Speaker

Prof. Jinjun Chen

Swinburne University of Technology, Australia

🏅 IEEE Fellow                            🌍IEEE TCSC Chair                          📘 AAIA Fellow                            ⚙️ AIIA Fellow                            🔬 MAE (Academia Europaea)  

📘Biography:
Dr. Jinjun Chen is a Professor from Swinburne University of Technology, Australia. He holds a PhD in Information Technology from Swinburne University of Technology, Australia. His research interests include data privacy and security, cloud computing, scalable data processing, data systems and related various research topics. He has published more than 300 papers in international journals and conferences. He received various awards such as IEEE TCSC Award for Excellence in Scalable Computing and Australia's Top Researchers. He has served as an Associate Editor for ACM Computing Surveys, IEEE TC, TCC and TSUSC. He is a MAE (Academia Europea), IEEE Fellow (IEEE Computer Society), AAIA Fellow, AIIA Fellow, and Chair of IEEE TCSC.

📢 Speech Title

Composite DP: Bounded and Unbiased Composite Differential Privacy

📄Abstract:
DP (Differential Privacy) mechanisms have been widely used in statistical privacy applications such as various search engines.

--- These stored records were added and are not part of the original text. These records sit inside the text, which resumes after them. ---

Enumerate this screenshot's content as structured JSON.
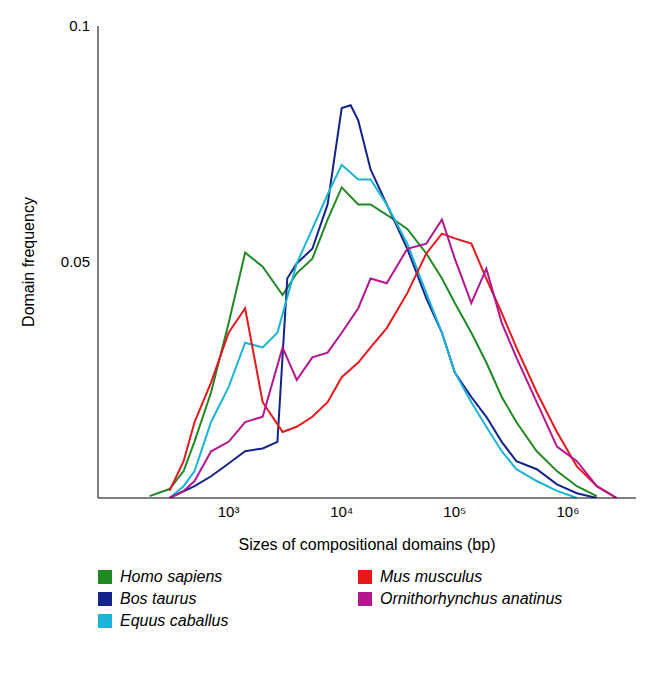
{
  "chart_data": {
    "type": "line",
    "x_label": "Sizes of compositional domains (bp)",
    "y_label": "Domain frequency",
    "log": "x",
    "xlim": [
      70,
      4000000
    ],
    "xticks": [
      {
        "value": 1000,
        "label": "10³"
      },
      {
        "value": 10000,
        "label": "10⁴"
      },
      {
        "value": 100000,
        "label": "10⁵"
      },
      {
        "value": 1000000,
        "label": "10⁶"
      }
    ],
    "ylim": [
      0,
      0.1
    ],
    "yticks": [
      0.05,
      0.1
    ],
    "grid": false,
    "legend": "bottom",
    "series": [
      {
        "name": "Homo sapiens",
        "color": "#1f8a24",
        "x": [
          200,
          300,
          400,
          500,
          700,
          1000,
          1400,
          2000,
          3000,
          4000,
          5500,
          7500,
          10000,
          14000,
          18000,
          25000,
          38000,
          56000,
          77000,
          100000,
          140000,
          190000,
          260000,
          350000,
          530000,
          800000,
          1200000,
          1800000
        ],
        "values": [
          0.0004,
          0.0019,
          0.0057,
          0.012,
          0.0224,
          0.037,
          0.052,
          0.049,
          0.043,
          0.0476,
          0.0507,
          0.059,
          0.0658,
          0.0622,
          0.0622,
          0.06,
          0.057,
          0.0518,
          0.0465,
          0.0413,
          0.035,
          0.0287,
          0.0214,
          0.0161,
          0.0099,
          0.0057,
          0.0025,
          0.0004
        ]
      },
      {
        "name": "Bos taurus",
        "color": "#14238c",
        "x": [
          300,
          500,
          700,
          1000,
          1400,
          2000,
          2700,
          3300,
          4000,
          5500,
          7500,
          10000,
          12000,
          14000,
          18000,
          25000,
          38000,
          56000,
          77000,
          100000,
          140000,
          190000,
          260000,
          350000,
          530000,
          800000,
          1200000,
          1800000
        ],
        "values": [
          0,
          0.0025,
          0.0046,
          0.0073,
          0.0099,
          0.0105,
          0.0119,
          0.0465,
          0.0497,
          0.0528,
          0.0622,
          0.0826,
          0.0832,
          0.08,
          0.0696,
          0.0622,
          0.0528,
          0.0423,
          0.035,
          0.0266,
          0.0214,
          0.0172,
          0.0119,
          0.0078,
          0.0061,
          0.0029,
          0.001,
          0
        ]
      },
      {
        "name": "Equus caballus",
        "color": "#1ab4d6",
        "x": [
          300,
          400,
          500,
          700,
          1000,
          1400,
          2000,
          2700,
          4000,
          5500,
          7500,
          10000,
          14000,
          18000,
          25000,
          38000,
          56000,
          77000,
          100000,
          140000,
          190000,
          260000,
          350000,
          530000,
          800000,
          1200000
        ],
        "values": [
          0,
          0.0025,
          0.0057,
          0.0161,
          0.0235,
          0.0329,
          0.0319,
          0.035,
          0.0497,
          0.057,
          0.0643,
          0.0706,
          0.0675,
          0.0675,
          0.0622,
          0.0539,
          0.0434,
          0.035,
          0.0266,
          0.0203,
          0.0151,
          0.0099,
          0.0061,
          0.0036,
          0.0015,
          0
        ]
      },
      {
        "name": "Mus musculus",
        "color": "#e8171c",
        "x": [
          300,
          400,
          500,
          700,
          1000,
          1400,
          2000,
          3000,
          4000,
          5500,
          7500,
          10000,
          14000,
          18000,
          25000,
          38000,
          56000,
          77000,
          100000,
          140000,
          190000,
          260000,
          350000,
          530000,
          800000,
          1200000,
          1800000,
          2700000
        ],
        "values": [
          0.0015,
          0.0078,
          0.0161,
          0.0245,
          0.035,
          0.0402,
          0.0203,
          0.014,
          0.0151,
          0.0172,
          0.0203,
          0.0256,
          0.0287,
          0.0319,
          0.036,
          0.0434,
          0.0518,
          0.056,
          0.055,
          0.0539,
          0.0465,
          0.0392,
          0.0319,
          0.0224,
          0.014,
          0.0067,
          0.0025,
          0
        ]
      },
      {
        "name": "Ornithorhynchus anatinus",
        "color": "#b4168f",
        "x": [
          300,
          400,
          500,
          700,
          1000,
          1400,
          2000,
          3000,
          4000,
          5500,
          7500,
          10000,
          14000,
          18000,
          25000,
          38000,
          56000,
          77000,
          100000,
          140000,
          190000,
          260000,
          350000,
          530000,
          800000,
          1200000,
          1800000,
          2700000
        ],
        "values": [
          0,
          0.0015,
          0.0036,
          0.0099,
          0.0119,
          0.0161,
          0.0172,
          0.0319,
          0.025,
          0.0298,
          0.0308,
          0.035,
          0.0402,
          0.0465,
          0.0455,
          0.0528,
          0.0539,
          0.059,
          0.0507,
          0.0413,
          0.0486,
          0.0371,
          0.0298,
          0.0203,
          0.0109,
          0.0078,
          0.0025,
          0
        ]
      }
    ]
  }
}
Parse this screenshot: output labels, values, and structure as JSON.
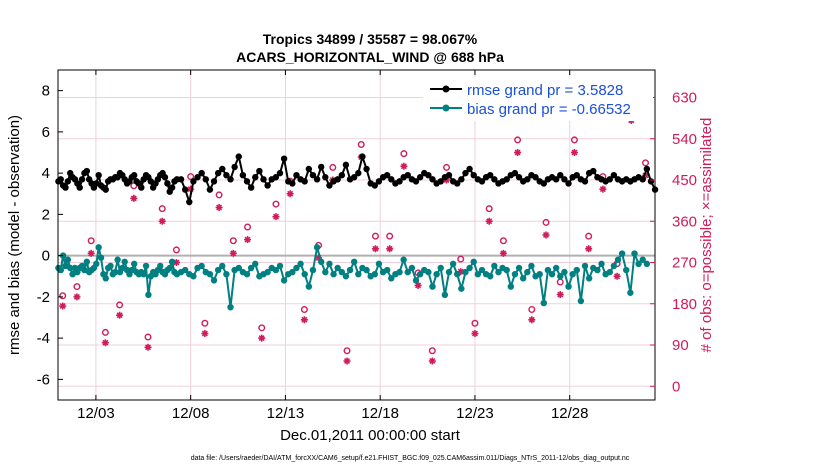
{
  "chart_data": {
    "type": "line",
    "title_line1": "Tropics 34899 / 35587 = 98.067%",
    "title_line2": "ACARS_HORIZONTAL_WIND @ 688 hPa",
    "xlabel": "Dec.01,2011 00:00:00 start",
    "ylabel_left": "rmse and bias (model - observation)",
    "ylabel_right": "# of obs: o=possible; ×=assimilated",
    "footer": "data file: /Users/raeder/DAI/ATM_forcXX/CAM6_setup/f.e21.FHIST_BGC.f09_025.CAM6assim.011/Diags_NTrS_2011-12/obs_diag_output.nc",
    "xlim": [
      0,
      31.5
    ],
    "ylim_left": [
      -7,
      9
    ],
    "ylim_right": [
      -30,
      690
    ],
    "x_ticks": [
      2,
      7,
      12,
      17,
      22,
      27
    ],
    "x_tick_labels": [
      "12/03",
      "12/08",
      "12/13",
      "12/18",
      "12/23",
      "12/28"
    ],
    "y_ticks_left": [
      -6,
      -4,
      -2,
      0,
      2,
      4,
      6,
      8
    ],
    "y_ticks_right": [
      0,
      90,
      180,
      270,
      360,
      450,
      540,
      630
    ],
    "zero_line": 0,
    "colors": {
      "rmse": "#000000",
      "bias": "#008080",
      "obs": "#d01c5a",
      "legend_text": "#1a4fd8",
      "zero_line": "#b0b0b0",
      "grid": "#f0d0dc"
    },
    "legend": [
      {
        "name": "rmse",
        "label": "rmse grand pr = 3.5828"
      },
      {
        "name": "bias",
        "label": "bias grand pr = -0.66532"
      }
    ],
    "rmse_first": [
      3.6,
      3.7,
      3.4,
      3.3,
      3.6,
      4.0,
      3.8,
      3.7,
      3.5,
      3.3,
      3.7,
      4.0,
      4.1,
      3.7,
      3.5,
      3.3,
      3.5,
      3.9,
      3.4,
      3.3,
      3.2,
      3.6,
      3.7,
      3.7,
      3.8,
      3.8,
      4.0,
      3.9,
      3.7,
      3.5,
      3.6,
      3.8,
      3.9,
      3.6,
      3.5,
      3.3,
      3.7,
      3.9,
      3.8,
      3.6,
      3.3,
      3.5,
      3.7,
      3.9,
      4.0,
      3.8,
      3.5,
      3.1,
      3.3,
      3.6
    ],
    "rmse_second": [
      3.7,
      3.7,
      3.2,
      2.6,
      3.6,
      3.8,
      4.0,
      3.7,
      3.2,
      3.6,
      4.0,
      4.2,
      3.9,
      3.7,
      4.3,
      4.8,
      3.9,
      3.6,
      3.3,
      3.8,
      4.1,
      3.7,
      3.4,
      3.7,
      3.8,
      4.0,
      4.7,
      3.6,
      3.5,
      3.9,
      3.7,
      3.6,
      4.2,
      3.9,
      3.7,
      4.3,
      3.8,
      3.4,
      3.6,
      3.7,
      3.9,
      4.4,
      3.7,
      3.8,
      4.0,
      4.8,
      4.2,
      3.5,
      3.4,
      3.6,
      3.8,
      3.9,
      3.7,
      3.5,
      3.6,
      3.8,
      3.9,
      3.7,
      3.6,
      3.8,
      4.0,
      3.9,
      3.7,
      3.5,
      3.6,
      3.8,
      3.9,
      3.6,
      3.5,
      3.7,
      4.0,
      4.2,
      3.9,
      3.7,
      3.6,
      3.8,
      3.9,
      3.7,
      3.5,
      3.6,
      3.7,
      3.9,
      4.0,
      3.8,
      3.6,
      3.7,
      3.9,
      3.8,
      3.6,
      3.5,
      3.7,
      3.8,
      3.7,
      3.9,
      3.7,
      3.5,
      3.8,
      3.9,
      3.7,
      3.6,
      4.0,
      4.1,
      3.8,
      3.7,
      3.6,
      3.7,
      3.9,
      3.7,
      3.6,
      3.7,
      3.6,
      3.7,
      3.8,
      3.7,
      4.2,
      3.6,
      3.2
    ],
    "bias_first": [
      -0.6,
      -0.7,
      0.0,
      -0.5,
      -0.2,
      -0.6,
      -0.9,
      -0.6,
      -0.8,
      -0.6,
      -0.5,
      -0.7,
      -0.3,
      -0.8,
      -0.7,
      -0.6,
      -0.4,
      0.4,
      -0.1,
      -0.9,
      -1.1,
      -0.6,
      -0.5,
      -0.9,
      -0.8,
      -0.2,
      -0.8,
      -0.6,
      -0.3,
      -0.7,
      -0.9,
      -0.7,
      -0.4,
      -0.8,
      -0.9,
      -0.8,
      -0.9,
      -0.5,
      -1.9,
      -1.0,
      -0.8,
      -0.9,
      -0.7,
      -0.5,
      -0.8,
      -0.9,
      -0.7,
      -0.6,
      -0.3,
      -0.8
    ],
    "bias_second": [
      -0.9,
      -0.8,
      -0.7,
      -0.9,
      -1.0,
      -0.6,
      -0.5,
      -0.8,
      -0.9,
      -1.2,
      -0.7,
      -0.5,
      -0.9,
      -2.5,
      -0.7,
      -0.6,
      -0.8,
      -0.9,
      -0.6,
      -0.4,
      -1.0,
      -0.9,
      -0.8,
      -0.6,
      -0.7,
      -0.5,
      -1.2,
      -0.9,
      -0.8,
      -0.6,
      -0.4,
      -0.9,
      -1.5,
      -0.7,
      0.4,
      -0.3,
      -0.8,
      -0.4,
      -0.9,
      -0.6,
      -0.8,
      -1.0,
      -0.7,
      -0.3,
      -0.9,
      -0.6,
      -0.7,
      -1.0,
      -0.9,
      -0.4,
      -0.8,
      -0.7,
      -1.1,
      -0.9,
      -0.8,
      -0.2,
      -0.8,
      -0.6,
      -1.2,
      -0.9,
      -0.7,
      -0.8,
      -1.5,
      -0.9,
      -0.6,
      -1.9,
      -0.8,
      -0.4,
      -0.9,
      -1.6,
      -0.8,
      -0.6,
      -0.3,
      -0.9,
      -0.7,
      -0.9,
      -1.0,
      -0.5,
      -0.8,
      -0.6,
      -0.7,
      -1.5,
      -0.9,
      -0.6,
      -1.1,
      -0.8,
      -0.5,
      -1.0,
      -0.9,
      -2.3,
      -0.7,
      -0.9,
      -0.6,
      -1.0,
      -0.8,
      -1.5,
      -0.9,
      -0.7,
      -2.2,
      -0.5,
      -1.1,
      -0.6,
      -0.7,
      -0.4,
      -0.9,
      -0.8,
      -0.5,
      -0.2,
      0.1,
      -0.7,
      -1.8,
      0.1,
      -0.4,
      -0.2,
      -0.4
    ],
    "obs_possible": [
      [
        0.25,
        180
      ],
      [
        1.0,
        200
      ],
      [
        1.75,
        300
      ],
      [
        2.5,
        100
      ],
      [
        3.25,
        160
      ],
      [
        4.0,
        420
      ],
      [
        4.75,
        90
      ],
      [
        5.5,
        370
      ],
      [
        6.25,
        280
      ],
      [
        7.0,
        440
      ],
      [
        7.75,
        120
      ],
      [
        8.5,
        400
      ],
      [
        9.25,
        300
      ],
      [
        10.0,
        330
      ],
      [
        10.75,
        110
      ],
      [
        11.5,
        380
      ],
      [
        12.25,
        430
      ],
      [
        13.0,
        150
      ],
      [
        13.75,
        290
      ],
      [
        14.5,
        460
      ],
      [
        15.25,
        60
      ],
      [
        16.0,
        510
      ],
      [
        16.75,
        310
      ],
      [
        17.5,
        310
      ],
      [
        18.25,
        490
      ],
      [
        19.0,
        230
      ],
      [
        19.75,
        60
      ],
      [
        20.5,
        460
      ],
      [
        21.25,
        260
      ],
      [
        22.0,
        120
      ],
      [
        22.75,
        370
      ],
      [
        23.5,
        300
      ],
      [
        24.25,
        520
      ],
      [
        25.0,
        150
      ],
      [
        25.75,
        340
      ],
      [
        26.5,
        210
      ],
      [
        27.25,
        520
      ],
      [
        28.0,
        310
      ],
      [
        28.75,
        440
      ],
      [
        29.5,
        250
      ],
      [
        30.25,
        590
      ],
      [
        31.0,
        470
      ]
    ],
    "obs_assimilated": [
      [
        0.25,
        175
      ],
      [
        1.0,
        195
      ],
      [
        1.75,
        290
      ],
      [
        2.5,
        95
      ],
      [
        3.25,
        155
      ],
      [
        4.0,
        410
      ],
      [
        4.75,
        85
      ],
      [
        5.5,
        360
      ],
      [
        6.25,
        270
      ],
      [
        7.0,
        430
      ],
      [
        7.75,
        115
      ],
      [
        8.5,
        390
      ],
      [
        9.25,
        290
      ],
      [
        10.0,
        320
      ],
      [
        10.75,
        105
      ],
      [
        11.5,
        370
      ],
      [
        12.25,
        420
      ],
      [
        13.0,
        145
      ],
      [
        13.75,
        280
      ],
      [
        14.5,
        450
      ],
      [
        15.25,
        55
      ],
      [
        16.0,
        500
      ],
      [
        16.75,
        300
      ],
      [
        17.5,
        300
      ],
      [
        18.25,
        480
      ],
      [
        19.0,
        220
      ],
      [
        19.75,
        55
      ],
      [
        20.5,
        450
      ],
      [
        21.25,
        250
      ],
      [
        22.0,
        115
      ],
      [
        22.75,
        360
      ],
      [
        23.5,
        290
      ],
      [
        24.25,
        510
      ],
      [
        25.0,
        145
      ],
      [
        25.75,
        330
      ],
      [
        26.5,
        200
      ],
      [
        27.25,
        510
      ],
      [
        28.0,
        300
      ],
      [
        28.75,
        430
      ],
      [
        29.5,
        240
      ],
      [
        30.25,
        580
      ],
      [
        31.0,
        460
      ]
    ]
  }
}
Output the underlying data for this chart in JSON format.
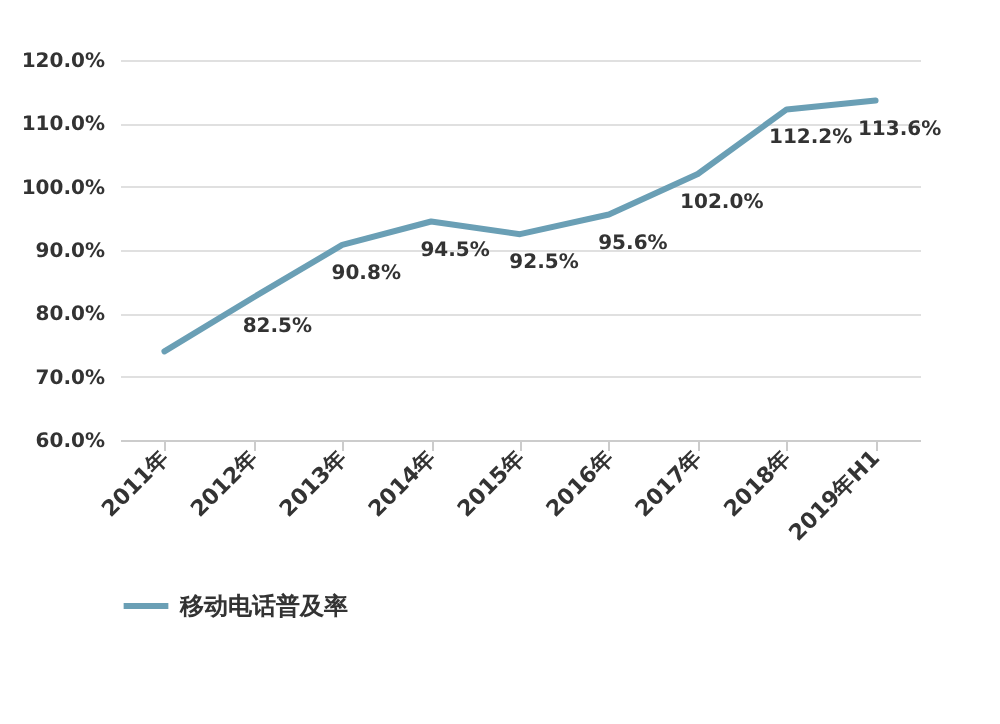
{
  "chart_data": {
    "type": "line",
    "categories": [
      "2011年",
      "2012年",
      "2013年",
      "2014年",
      "2015年",
      "2016年",
      "2017年",
      "2018年",
      "2019年H1"
    ],
    "series": [
      {
        "name": "移动电话普及率",
        "color": "#6a9fb5",
        "values": [
          74,
          82.5,
          90.8,
          94.5,
          92.5,
          95.6,
          102.0,
          112.2,
          113.6
        ],
        "value_labels": [
          null,
          "82.5%",
          "90.8%",
          "94.5%",
          "92.5%",
          "95.6%",
          "102.0%",
          "112.2%",
          "113.6%"
        ]
      }
    ],
    "ylim": [
      60,
      120
    ],
    "yticks": [
      {
        "value": 60,
        "label": "60.0%"
      },
      {
        "value": 70,
        "label": "70.0%"
      },
      {
        "value": 80,
        "label": "80.0%"
      },
      {
        "value": 90,
        "label": "90.0%"
      },
      {
        "value": 100,
        "label": "100.0%"
      },
      {
        "value": 110,
        "label": "110.0%"
      },
      {
        "value": 120,
        "label": "120.0%"
      }
    ],
    "grid": "y",
    "legend": "bottom",
    "marker": "none",
    "line_style": "solid"
  }
}
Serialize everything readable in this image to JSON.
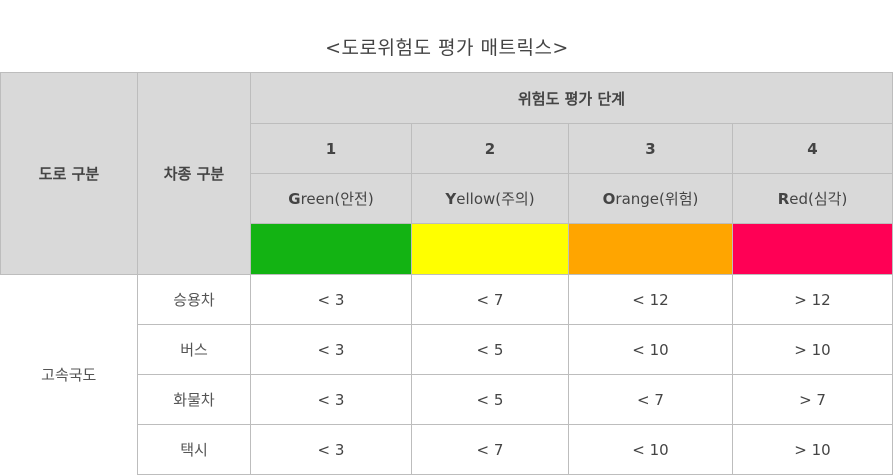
{
  "title": "<도로위험도 평가 매트릭스>",
  "header": {
    "road_col": "도로 구분",
    "vehicle_col": "차종 구분",
    "risk_group": "위험도 평가 단계",
    "levels": [
      {
        "num": "1",
        "initial": "G",
        "rest": "reen(안전)",
        "color": "#13b313"
      },
      {
        "num": "2",
        "initial": "Y",
        "rest": "ellow(주의)",
        "color": "#ffff00"
      },
      {
        "num": "3",
        "initial": "O",
        "rest": "range(위험)",
        "color": "#ffa500"
      },
      {
        "num": "4",
        "initial": "R",
        "rest": "ed(심각)",
        "color": "#ff0055"
      }
    ]
  },
  "body": {
    "road_type": "고속국도",
    "rows": [
      {
        "vehicle": "승용차",
        "values": [
          "< 3",
          "< 7",
          "< 12",
          "> 12"
        ]
      },
      {
        "vehicle": "버스",
        "values": [
          "< 3",
          "< 5",
          "< 10",
          "> 10"
        ]
      },
      {
        "vehicle": "화물차",
        "values": [
          "< 3",
          "< 5",
          "< 7",
          "> 7"
        ]
      },
      {
        "vehicle": "택시",
        "values": [
          "< 3",
          "< 7",
          "< 10",
          "> 10"
        ]
      }
    ]
  }
}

The most kind of traditional DP mechanisms (e.g. Laplace, Gaussian, etc.) have unlimited output range. In real scenarios, most datasets have bounded output range, e.g. age [0-150]. Users would then need to use post-processing or truncated mechanisms to forcibly bound output distribution. However, these mechanisms would incur bias problem which has been a long-known DP challenge, resulting in various unfairness issues in subsequent applications. A tremendous amount of research has been done on analyzing this bias problem and its consequences, but no solutions can solve it fully. As the world-first solution to solve this long-known DP bias problem, this talk will present a new innovative DP mechanism named Composite DP. It will first illustrate this long-known bias problem, and then detail the rational of the new mechanism and its example noise functions as well as their implementation algorithms. All source codes are publicly available on Github for any deployment or verification.